Pyiceberg scan using custom python filters

Open bigluck opened this issue 1 year ago • 0 comments

Feature Request / Improvement

Ciao all,

I'm looking for a way to bypass the limited number of supported filters on Pyiceberg without raising an out-of-memory error on my running instance (see #170).

A user, for example, can query by id = 12 (that's fine, it's supported) but she can also compose a complex query like id = 12 or LOG(a_number) = 12345 (this filter does not make any sense, but it give an idea of complex filters).

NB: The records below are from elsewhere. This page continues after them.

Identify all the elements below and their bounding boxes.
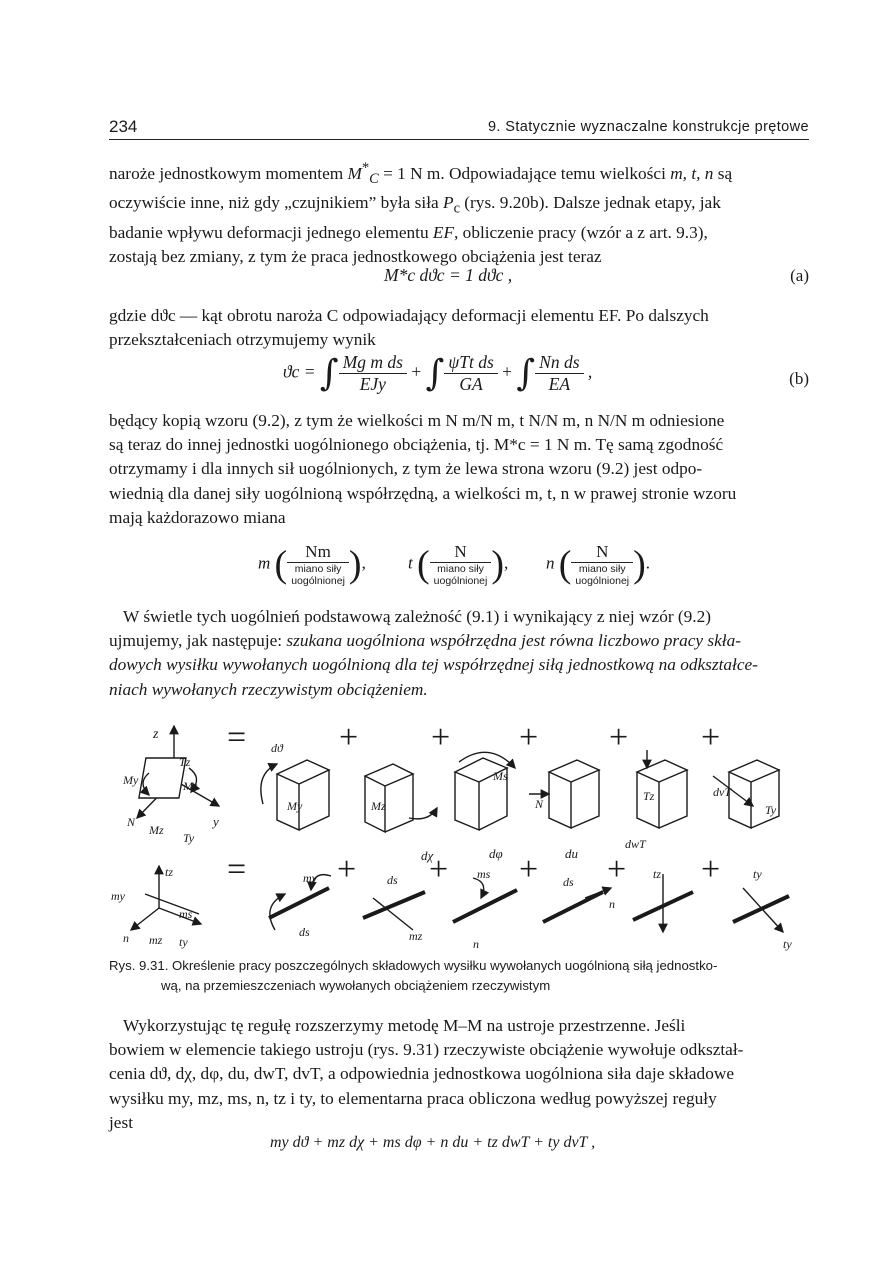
running-header bbox=[109, 117, 809, 140]
svg-text:z: z bbox=[153, 727, 159, 742]
paragraph-4: W świetle tych uogólnień podstawową zależność (9.1) i wynikający z niej wzór (9.2) ujmujemy, jak następuje: szukana uogólniona współrzędna jest równa liczbowo pracy skła- dowych wysiłku wywołanych uogólnioną dla tej współrzędnej siłą jednostkową na odkształce- niach wywołanych rzeczywistym obciążeniem. bbox=[109, 607, 758, 699]
plus-sign: + bbox=[701, 719, 721, 756]
bar-moment-z bbox=[363, 873, 425, 943]
bar-shear-z bbox=[633, 867, 693, 932]
svg-text:My: My bbox=[287, 799, 303, 813]
svg-text:y: y bbox=[213, 814, 219, 829]
svg-text:ty: ty bbox=[179, 935, 188, 949]
svg-text:+: + bbox=[519, 851, 539, 888]
svg-text:ds: ds bbox=[299, 925, 310, 939]
svg-text:Tz: Tz bbox=[643, 789, 655, 803]
svg-text:n: n bbox=[123, 931, 129, 945]
svg-text:ty: ty bbox=[783, 937, 792, 951]
svg-text:ms: ms bbox=[477, 867, 491, 881]
svg-text:My: My bbox=[123, 773, 139, 787]
svg-text:Ms: Ms bbox=[493, 769, 508, 783]
plus-sign: + bbox=[339, 719, 359, 756]
svg-text:N: N bbox=[127, 815, 136, 829]
final-equation: my dϑ + mz dχ + ms dφ + n du + tz dwT + ty dvT , bbox=[270, 1134, 596, 1151]
svg-text:mz: mz bbox=[409, 929, 423, 943]
unit-m: m ( Nm miano siły uogólnionej ), bbox=[258, 542, 366, 587]
unit-t: t ( N miano siły uogólnionej ), bbox=[408, 542, 509, 587]
running-title: 9. Statycznie wyznaczalne konstrukcje prętowe bbox=[487, 119, 809, 135]
plus-sign: + bbox=[519, 719, 539, 756]
block-bending-z bbox=[365, 764, 437, 863]
svg-text:=: = bbox=[227, 851, 247, 888]
svg-text:ds: ds bbox=[387, 873, 398, 887]
svg-text:my: my bbox=[303, 871, 317, 885]
bar-torsion bbox=[453, 867, 517, 951]
svg-text:n: n bbox=[473, 937, 479, 951]
svg-text:Ms: Ms bbox=[183, 779, 198, 793]
svg-text:N: N bbox=[535, 797, 544, 811]
top-row-operators bbox=[227, 719, 720, 756]
svg-text:Mz: Mz bbox=[371, 799, 386, 813]
block-shear-y bbox=[713, 760, 779, 828]
svg-text:+: + bbox=[701, 851, 721, 888]
block-axial bbox=[529, 760, 599, 861]
bottom-row-operators bbox=[227, 851, 720, 888]
svg-text:+: + bbox=[337, 851, 357, 888]
equation-a: M*c dϑc = 1 dϑc , bbox=[384, 265, 513, 285]
svg-text:ms: ms bbox=[179, 907, 193, 921]
svg-text:Tz: Tz bbox=[179, 755, 191, 769]
paragraph-5: Wykorzystując tę regułę rozszerzymy metodę M–M na ustroje przestrzenne. Jeśli bowiem w elemencie takiego ustroju (rys. 9.31) rzeczywiste obciążenie wywołuje odkształ- cenia dϑ, dχ, dφ, du, dwT, dvT, a odpowiednia jednostkowa uogólniona siła daje składowe wysiłku my, mz, ms, n, tz i ty, to elementarna praca obliczona według powyższej reguły jest bbox=[109, 1016, 744, 1132]
svg-text:Ty: Ty bbox=[765, 803, 777, 817]
block-shear-z bbox=[625, 750, 687, 851]
svg-text:dvT: dvT bbox=[713, 785, 731, 799]
svg-text:tz: tz bbox=[653, 867, 662, 881]
block-bending-y bbox=[261, 741, 329, 830]
block-torsion bbox=[455, 752, 515, 861]
svg-text:+: + bbox=[607, 851, 627, 888]
element-axes-bottom bbox=[111, 865, 201, 949]
element-axes-top bbox=[122, 726, 219, 845]
bar-shear-y bbox=[733, 867, 792, 951]
top-row-blocks bbox=[261, 741, 779, 863]
svg-text:du: du bbox=[565, 846, 578, 861]
paragraph-1: naroże jednostkowym momentem $M^*_C = 1$ N m. Odpowiadające temu wielkości m, t, n są oczywiście inne, niż gdy „czujnikiem” była siła $P_c$ (rys. 9.20b). Dalsze jednak etapy, jak badanie wpływu deformacji jednego elementu EF, obliczenie pracy (wzór a z art. 9.3), zostają bez zmiany, z tym że praca jednostkowego obciążenia jest teraz bbox=[109, 160, 733, 267]
svg-text:n: n bbox=[609, 897, 615, 911]
svg-text:+: + bbox=[429, 851, 449, 888]
paragraph-3: będący kopią wzoru (9.2), z tym że wielkości m N m/N m, t N/N m, n N/N m odniesione są teraz do innej jednostki uogólnionego obciążenia, tj. M*c = 1 N m. Tę samą zgodność otrzymamy i dla innych sił uogólnionych, z tym że lewa strona wzoru (9.2) jest odpo- wiednią dla danej siły uogólnioną współrzędną, a wielkości m, t, n w prawej stronie wzoru mają każdorazowo miana bbox=[109, 411, 737, 527]
equation-a-label: (a) bbox=[790, 266, 809, 285]
svg-text:ds: ds bbox=[563, 875, 574, 889]
unit-n: n ( N miano siły uogólnionej ). bbox=[546, 542, 651, 587]
svg-text:dχ: dχ bbox=[421, 848, 434, 863]
svg-text:Ty: Ty bbox=[183, 831, 195, 845]
bar-moment-y bbox=[269, 871, 331, 939]
paragraph-2: gdzie dϑc — kąt obrotu naroża C odpowiadający deformacji elementu EF. Po dalszych przekształceniach otrzymujemy wynik bbox=[109, 306, 709, 350]
svg-text:tz: tz bbox=[165, 865, 174, 879]
figure-caption: Rys. 9.31. Określenie pracy poszczególnych składowych wysiłku wywołanych uogólnioną siłą jednostko- wą, na przemieszczeniach wywołanych obciążeniem rzeczywistym bbox=[109, 958, 718, 993]
plus-sign: + bbox=[609, 719, 629, 756]
equation-b-label: (b) bbox=[789, 369, 809, 388]
svg-text:my: my bbox=[111, 889, 125, 903]
svg-text:dwT: dwT bbox=[625, 837, 646, 851]
page-number: 234 bbox=[109, 117, 138, 136]
bar-axial bbox=[543, 875, 615, 922]
equals-sign: = bbox=[227, 719, 247, 756]
figure-9-31 bbox=[109, 718, 811, 954]
svg-text:dφ: dφ bbox=[489, 846, 503, 861]
svg-text:mz: mz bbox=[149, 933, 163, 947]
svg-text:ty: ty bbox=[753, 867, 762, 881]
plus-sign: + bbox=[431, 719, 451, 756]
equation-b: ϑc = ∫ $\frac{\text{Mg m ds}}{\text{EJy}}$ + ∫ $\frac{\text{ψTt ds}}{GA}$ + ∫ $\frac{\text{Nn ds}}{EA}$ , bbox=[283, 352, 593, 394]
svg-text:dϑ: dϑ bbox=[271, 741, 283, 755]
svg-text:Mz: Mz bbox=[149, 823, 164, 837]
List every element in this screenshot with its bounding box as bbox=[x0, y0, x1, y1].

In this case, I'm forced to transform her query into id = 12 or NOT a_number IS NULL, and once I have the final arrow table, I filter it by the actual user's filters.

tmp_res = table.scan(
    row_filter='id = 12 or NOT a_number IS NULL',
    selected_fields=('id', 'a_number')
).to_arrow()
res = apply_users_filters(
    table=tmp_res,
    filters='id = 12 or LOG(a_number) = 12345',
)

But it's risky, especially if the user is scanning an xTB table and, for some reason, the column she's filtering is/are strings.

As a temporary workaround, is it possible to extend the scan & project_table functions to support arbitrary Python lambda functions invoked every time a new file is scanned to filter out all the unnecessary records before merging them into the final table?

Apr 09 '24 07:04 bigluck